Clock 24 is my first comprehensive project that combines woodworking, electronics design, and coding into one build.

Since this is still a work in progress, the build details, wiring, and code are far from final and are subject to change as I refine the design.

I would be happy to hear any feedback, advice, or suggestions you might have to help me improve it.

1. The Build: Frame & Display

I wanted a simple and modern look

• The Frame: I designed a custom multi-level profile to house the mechanism, glass, and backing. The profile was milled from wood and assembled by a professional framer with 45° cuts. The external dimensions are 53.3 cm x 73.3 cm.
• The Face: The front panel is a simple sheet of plexiglass, cut to size and drilled manually to accommodate the 24 motor shafts. It is painted with a matte anthracite spray to minimize reflections and maximize contrast with the white hands.
• The Hands: I custom designed and printed the 48 hands.

2. The Mechanics: Motors & "Parking"

• Actuators: The clock uses 24 BKA30D-R5C dual stepper motors (clones of the VID28-05). These are crucial as they allow for continuous 360° rotation.
• Visual Logic: As the original ClockClock 24 does, when a quadrant is not needed to form a digit (e.g., the empty space next to a "1"), the hands move to a "parking position" (diagonal 45°).

3. Electronics: Custom PCBs & Modular Architecture

To controlling the 48 stepper motors I designed two types of custom PCBs:

• Driver Boards (x12): Each board manages two dual-motors (4 hands) using the AX1201728SG stepper driver chip.
• Distribution/Slave Boards (x2): These act as "motherboards" for each side of the clock. Each one hosts an Arduino Mega 2560 and connects to 6 Driver Boards via IDC cables.

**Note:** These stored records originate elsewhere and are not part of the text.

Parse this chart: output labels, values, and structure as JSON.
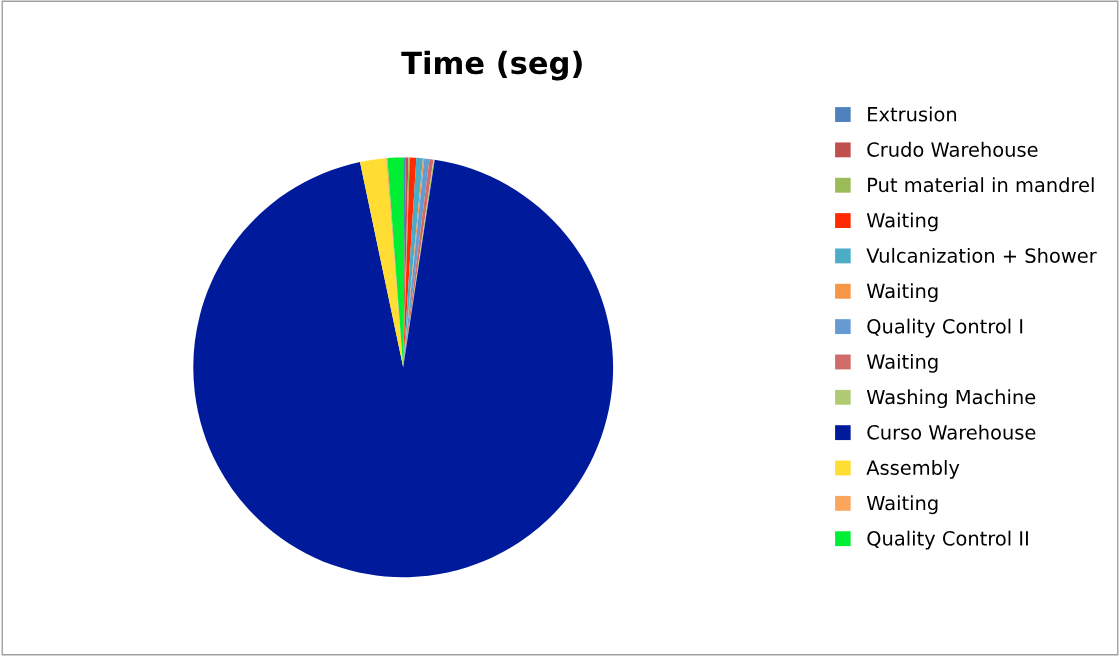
{
  "chart_data": {
    "type": "pie",
    "title": "Time (seg)",
    "categories": [
      "Extrusion",
      "Crudo Warehouse",
      "Put material in mandrel",
      "Waiting",
      "Vulcanization + Shower",
      "Waiting",
      "Quality Control I",
      "Waiting",
      "Washing Machine",
      "Curso Warehouse",
      "Assembly",
      "Waiting",
      "Quality Control II"
    ],
    "values": [
      0.2,
      0.2,
      0.1,
      0.5,
      0.5,
      0.1,
      0.4,
      0.3,
      0.1,
      94.3,
      2.0,
      0.1,
      1.2
    ],
    "colors": [
      "#4f81bd",
      "#c0504d",
      "#9bbb59",
      "#ff2a00",
      "#4bacc6",
      "#f79646",
      "#659ad2",
      "#d16b69",
      "#b0cb74",
      "#001a9c",
      "#ffdd33",
      "#fba65c",
      "#00ee33"
    ],
    "legend": "right"
  }
}
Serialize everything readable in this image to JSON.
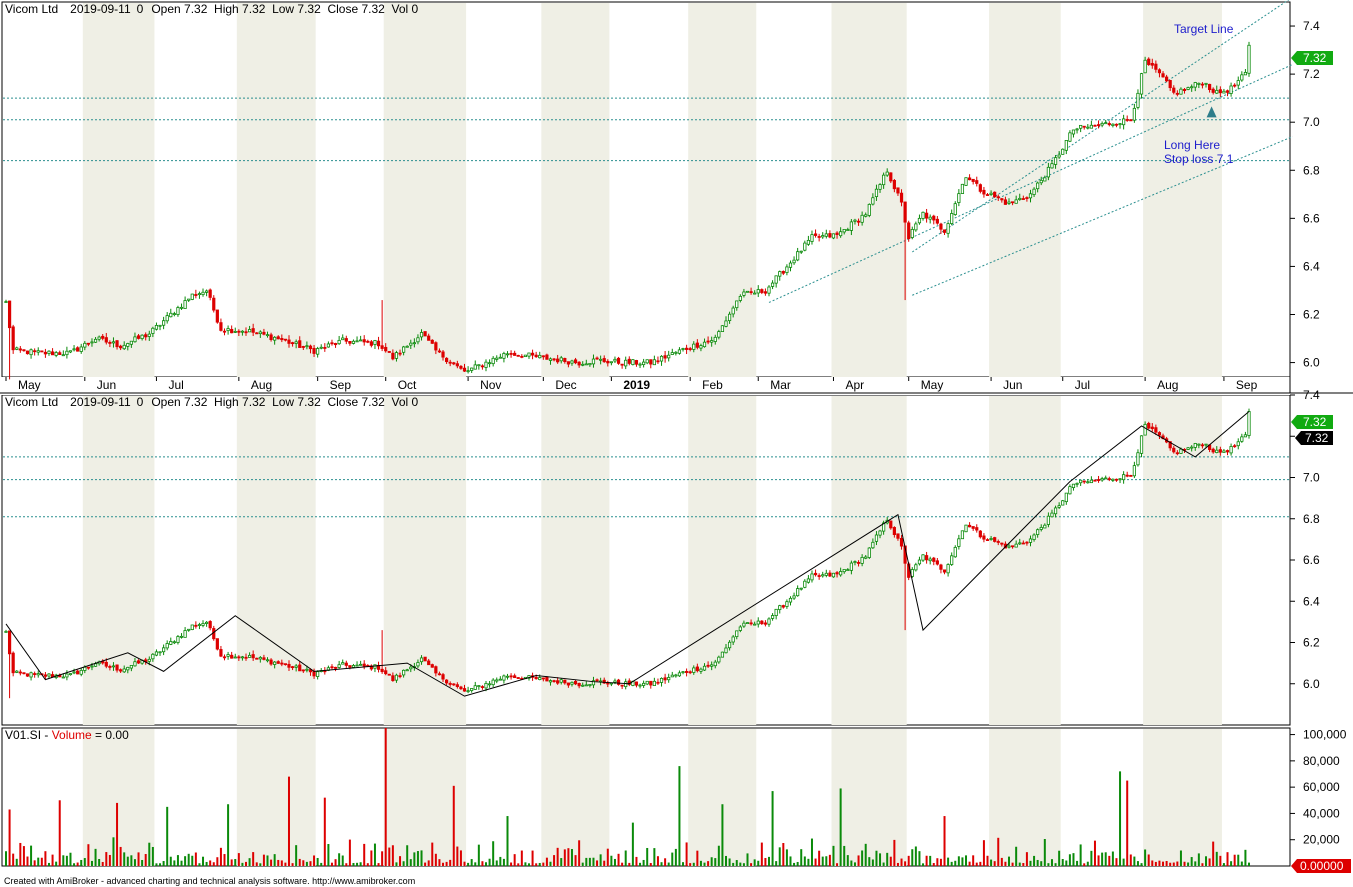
{
  "colors": {
    "up": "#0a8a0a",
    "down": "#dd0000",
    "grid": "#2a8f8f",
    "stripe": "#efefe5",
    "annotation": "#1d1dcc",
    "zigzag": "#000000"
  },
  "panels": {
    "price": {
      "header": {
        "symbol": "Vicom Ltd",
        "date": "2019-09-11",
        "num": "0",
        "ohlcv": "Open 7.32  High 7.32  Low 7.32  Close 7.32  Vol 0"
      },
      "price_tag": "7.32"
    },
    "zigzag": {
      "header": {
        "symbol": "Vicom Ltd",
        "date": "2019-09-11",
        "num": "0",
        "ohlcv": "Open 7.32  High 7.32  Low 7.32  Close 7.32  Vol 0"
      },
      "price_tag": "7.32",
      "zigzag_tag": "7.32"
    },
    "volume": {
      "header": {
        "prefix": "V01.SI - ",
        "name": "Volume",
        "value": " = 0.00"
      },
      "value_tag": "0.00000"
    }
  },
  "annotations": {
    "target_line": "Target Line",
    "long_line1": "Long Here",
    "long_line2": "Stop loss 7.1"
  },
  "months": [
    {
      "label": "May",
      "i": 0
    },
    {
      "label": "Jun",
      "i": 22
    },
    {
      "label": "Jul",
      "i": 42
    },
    {
      "label": "Aug",
      "i": 65
    },
    {
      "label": "Sep",
      "i": 87
    },
    {
      "label": "Oct",
      "i": 106
    },
    {
      "label": "Nov",
      "i": 129
    },
    {
      "label": "Dec",
      "i": 150
    },
    {
      "label": "2019",
      "i": 169
    },
    {
      "label": "Feb",
      "i": 191
    },
    {
      "label": "Mar",
      "i": 210
    },
    {
      "label": "Apr",
      "i": 231
    },
    {
      "label": "May",
      "i": 252
    },
    {
      "label": "Jun",
      "i": 275
    },
    {
      "label": "Jul",
      "i": 295
    },
    {
      "label": "Aug",
      "i": 318
    },
    {
      "label": "Sep",
      "i": 340
    }
  ],
  "footer": "Created with AmiBroker - advanced charting and technical analysis software. http://www.amibroker.com",
  "chart_data": {
    "type": "candlestick",
    "series_name": "Vicom Ltd",
    "date_range": [
      "2018-05",
      "2019-09-11"
    ],
    "bars": 348,
    "price_axis": {
      "ticks": [
        6.0,
        6.2,
        6.4,
        6.6,
        6.8,
        7.0,
        7.2,
        7.4
      ],
      "range": [
        5.94,
        7.5
      ]
    },
    "zigzag_axis": {
      "ticks": [
        6.0,
        6.2,
        6.4,
        6.6,
        6.8,
        7.0,
        7.2,
        7.4
      ],
      "range": [
        5.8,
        7.4
      ]
    },
    "volume_axis": {
      "ticks": [
        20000,
        40000,
        60000,
        80000,
        100000
      ],
      "labels": [
        "20,000",
        "40,000",
        "60,000",
        "80,000",
        "100,000"
      ],
      "range": [
        0,
        105000
      ]
    },
    "price_anchors": [
      [
        0,
        6.25
      ],
      [
        2,
        6.05
      ],
      [
        10,
        6.04
      ],
      [
        18,
        6.04
      ],
      [
        25,
        6.1
      ],
      [
        32,
        6.07
      ],
      [
        40,
        6.12
      ],
      [
        46,
        6.2
      ],
      [
        52,
        6.28
      ],
      [
        56,
        6.3
      ],
      [
        60,
        6.14
      ],
      [
        68,
        6.13
      ],
      [
        76,
        6.1
      ],
      [
        86,
        6.05
      ],
      [
        94,
        6.09
      ],
      [
        104,
        6.08
      ],
      [
        108,
        6.02
      ],
      [
        116,
        6.12
      ],
      [
        120,
        6.05
      ],
      [
        128,
        5.96
      ],
      [
        134,
        6.0
      ],
      [
        140,
        6.04
      ],
      [
        150,
        6.02
      ],
      [
        160,
        6.0
      ],
      [
        165,
        6.01
      ],
      [
        172,
        6.0
      ],
      [
        180,
        6.0
      ],
      [
        190,
        6.06
      ],
      [
        198,
        6.1
      ],
      [
        205,
        6.28
      ],
      [
        212,
        6.3
      ],
      [
        218,
        6.4
      ],
      [
        225,
        6.52
      ],
      [
        232,
        6.53
      ],
      [
        240,
        6.62
      ],
      [
        246,
        6.8
      ],
      [
        250,
        6.66
      ],
      [
        252,
        6.52
      ],
      [
        256,
        6.62
      ],
      [
        262,
        6.55
      ],
      [
        268,
        6.78
      ],
      [
        272,
        6.72
      ],
      [
        280,
        6.66
      ],
      [
        286,
        6.7
      ],
      [
        292,
        6.82
      ],
      [
        298,
        6.97
      ],
      [
        306,
        6.99
      ],
      [
        314,
        7.01
      ],
      [
        318,
        7.25
      ],
      [
        322,
        7.2
      ],
      [
        326,
        7.12
      ],
      [
        330,
        7.14
      ],
      [
        334,
        7.17
      ],
      [
        338,
        7.12
      ],
      [
        342,
        7.14
      ],
      [
        346,
        7.2
      ],
      [
        347,
        7.32
      ]
    ],
    "price_spikes": [
      {
        "i": 1,
        "low": 5.93
      },
      {
        "i": 105,
        "high": 6.26
      },
      {
        "i": 251,
        "low": 6.26
      }
    ],
    "horizontal_levels": [
      7.1,
      7.01,
      6.84
    ],
    "channel": {
      "lower_start": [
        213,
        6.25
      ],
      "lower_end": [
        348,
        7.24
      ],
      "upper_start": [
        253,
        6.46
      ],
      "upper_end": [
        348,
        7.52
      ],
      "bottom_start": [
        253,
        6.28
      ],
      "bottom_end": [
        348,
        6.94
      ]
    },
    "long_entry": {
      "i": 336,
      "price": 7.07
    },
    "zigzag_points": [
      [
        0,
        6.29
      ],
      [
        11,
        6.02
      ],
      [
        34,
        6.15
      ],
      [
        44,
        6.06
      ],
      [
        64,
        6.33
      ],
      [
        86,
        6.06
      ],
      [
        112,
        6.1
      ],
      [
        128,
        5.94
      ],
      [
        148,
        6.04
      ],
      [
        164,
        6.01
      ],
      [
        174,
        6.0
      ],
      [
        249,
        6.82
      ],
      [
        256,
        6.26
      ],
      [
        297,
        6.98
      ],
      [
        317,
        7.25
      ],
      [
        332,
        7.1
      ],
      [
        347,
        7.32
      ]
    ],
    "volume_peaks": [
      [
        1,
        43000
      ],
      [
        15,
        50000
      ],
      [
        31,
        48000
      ],
      [
        45,
        45000
      ],
      [
        62,
        47000
      ],
      [
        79,
        68000
      ],
      [
        89,
        52000
      ],
      [
        106,
        105000
      ],
      [
        125,
        61000
      ],
      [
        140,
        38000
      ],
      [
        175,
        33000
      ],
      [
        188,
        76000
      ],
      [
        200,
        47000
      ],
      [
        214,
        57000
      ],
      [
        233,
        59000
      ],
      [
        262,
        38000
      ],
      [
        311,
        72000
      ],
      [
        313,
        65000
      ]
    ]
  }
}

4. The "Open-Loop" Challenge & Power Backup

The system operates in open-loop: there are no Hall sensors or magnets to detect the absolute position of the hands. The software assumes the hands are where it told them to be.

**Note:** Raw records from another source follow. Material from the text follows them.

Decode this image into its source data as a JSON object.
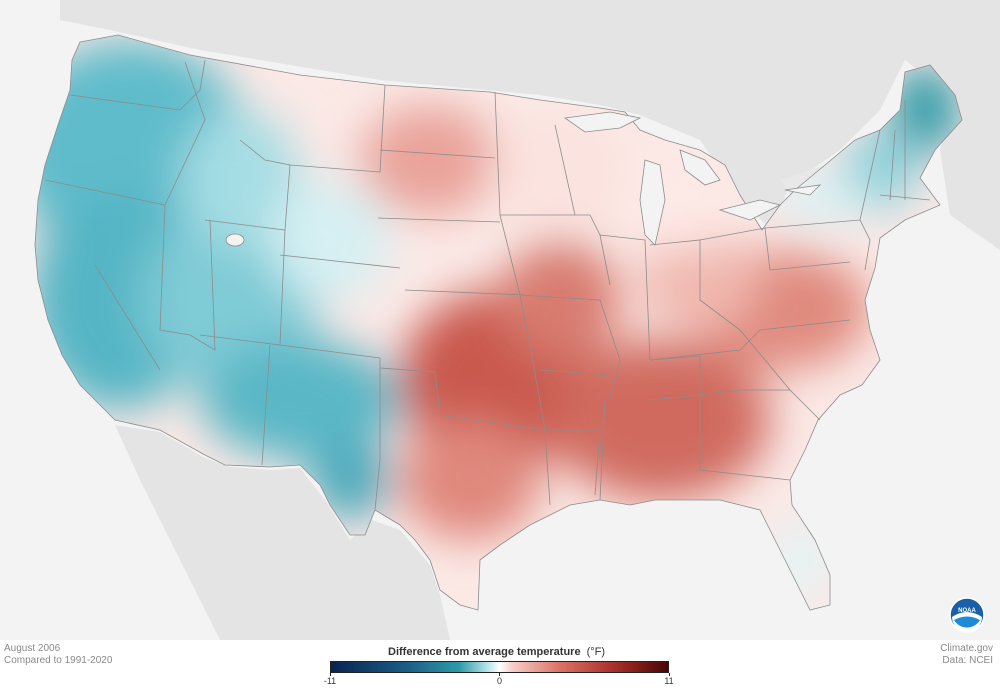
{
  "map": {
    "region": "Contiguous United States",
    "variable": "Difference from average temperature",
    "colors": {
      "background_land": "#e6e6e6",
      "ocean": "#f3f3f3",
      "cold_strong": "#0b2350",
      "cold": "#2e9aa8",
      "neutral": "#ffffff",
      "warm": "#d97266",
      "warm_strong": "#4a0505",
      "state_border": "#8c8c8c"
    },
    "regional_anomalies": [
      {
        "region": "Pacific Northwest",
        "level": "cool"
      },
      {
        "region": "California",
        "level": "cool"
      },
      {
        "region": "Great Basin",
        "level": "cool"
      },
      {
        "region": "Desert Southwest",
        "level": "cool"
      },
      {
        "region": "Northern Plains",
        "level": "warm"
      },
      {
        "region": "Southern Plains",
        "level": "very warm"
      },
      {
        "region": "Southeast",
        "level": "very warm"
      },
      {
        "region": "Mid-Atlantic",
        "level": "warm"
      },
      {
        "region": "Northern New England",
        "level": "cool"
      },
      {
        "region": "Florida",
        "level": "near average"
      }
    ]
  },
  "footer": {
    "date_label": "August 2006",
    "baseline_label": "Compared to 1991-2020",
    "source_label": "Climate.gov",
    "data_label": "Data: NCEI"
  },
  "legend": {
    "title": "Difference from average temperature",
    "unit": "(°F)",
    "min": -11,
    "max": 11,
    "ticks": [
      {
        "value": -11,
        "label": "-11"
      },
      {
        "value": 0,
        "label": "0"
      },
      {
        "value": 11,
        "label": "11"
      }
    ]
  },
  "logo": {
    "icon": "noaa-logo-icon",
    "text": "NOAA"
  }
}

• Manual Homing: On the very first startup, all 48 hands must be manually positioned vertically (12 o'clock).
• UPS Solution: To prevent the clock from losing calibration during a power outage, the two Arduino Mega Slaves are powered via Adafruit PowerBoost 500C modules acting as a UPS (battery backup). This ensures the Slaves never lose their memory of the hands' positions, even if the main wall power (powering the ESP32 Master) goes down.

5. Software Architecture

The code is split into a Master/Slave configuration:

• Master (ESP32): Handles WiFi, NTP time syncing and runs a TCP/Telnet server for remote commands. It sends formatted time strings to the slaves via serial.
• Slaves (Arduino Mega x2): The workload is split vertically.
  • Left Slave: Handles the first hour digit and first minute digit.
  • Right Slave: Handles the second hour digit and second minute digit.
  • They use a lookup table to translate digits (0-9) into specific target angles for the 12 hands composing that digit.

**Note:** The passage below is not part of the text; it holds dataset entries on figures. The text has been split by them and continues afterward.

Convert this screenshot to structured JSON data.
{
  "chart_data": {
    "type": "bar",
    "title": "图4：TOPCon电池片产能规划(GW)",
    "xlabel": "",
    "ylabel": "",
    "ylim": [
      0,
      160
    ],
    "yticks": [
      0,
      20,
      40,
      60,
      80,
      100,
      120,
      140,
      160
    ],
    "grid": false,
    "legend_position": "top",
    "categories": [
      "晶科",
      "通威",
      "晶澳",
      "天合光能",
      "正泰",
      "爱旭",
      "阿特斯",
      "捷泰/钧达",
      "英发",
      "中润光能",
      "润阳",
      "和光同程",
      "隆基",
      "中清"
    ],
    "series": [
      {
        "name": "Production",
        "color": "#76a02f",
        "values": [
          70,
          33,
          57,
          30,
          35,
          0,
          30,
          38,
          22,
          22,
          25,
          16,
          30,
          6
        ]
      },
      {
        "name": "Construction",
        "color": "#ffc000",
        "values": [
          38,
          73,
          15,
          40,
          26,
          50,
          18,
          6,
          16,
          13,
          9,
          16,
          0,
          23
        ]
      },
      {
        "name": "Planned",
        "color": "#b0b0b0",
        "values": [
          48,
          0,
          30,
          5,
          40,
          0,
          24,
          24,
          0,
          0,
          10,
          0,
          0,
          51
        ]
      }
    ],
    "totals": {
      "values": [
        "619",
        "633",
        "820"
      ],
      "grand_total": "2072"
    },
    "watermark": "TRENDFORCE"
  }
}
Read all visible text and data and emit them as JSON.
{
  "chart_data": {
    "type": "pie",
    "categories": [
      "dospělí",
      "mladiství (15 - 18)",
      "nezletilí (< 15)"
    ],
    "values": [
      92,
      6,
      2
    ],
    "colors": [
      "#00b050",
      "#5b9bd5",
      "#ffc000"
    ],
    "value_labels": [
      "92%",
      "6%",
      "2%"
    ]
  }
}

6. Maintenance App: "24Client"

I am currently developing a dedicated Android app named 24Client to serve as a remote control and maintenance tool. It connects to the Master via Telnet and will provide a UI to select specific quadrants and hands. Its primary purpose is fine-tuning:

1. Disaster Recovery: If the batteries completely drain, the system loses its zero position. The app will allow for re-calibrating the hands remotely without disassembling the frame.
2. Minor Adjustments: It allows for correcting small mechanical misalignments or "drift" that might occur over time, ensuring the display remains as sharp as possible.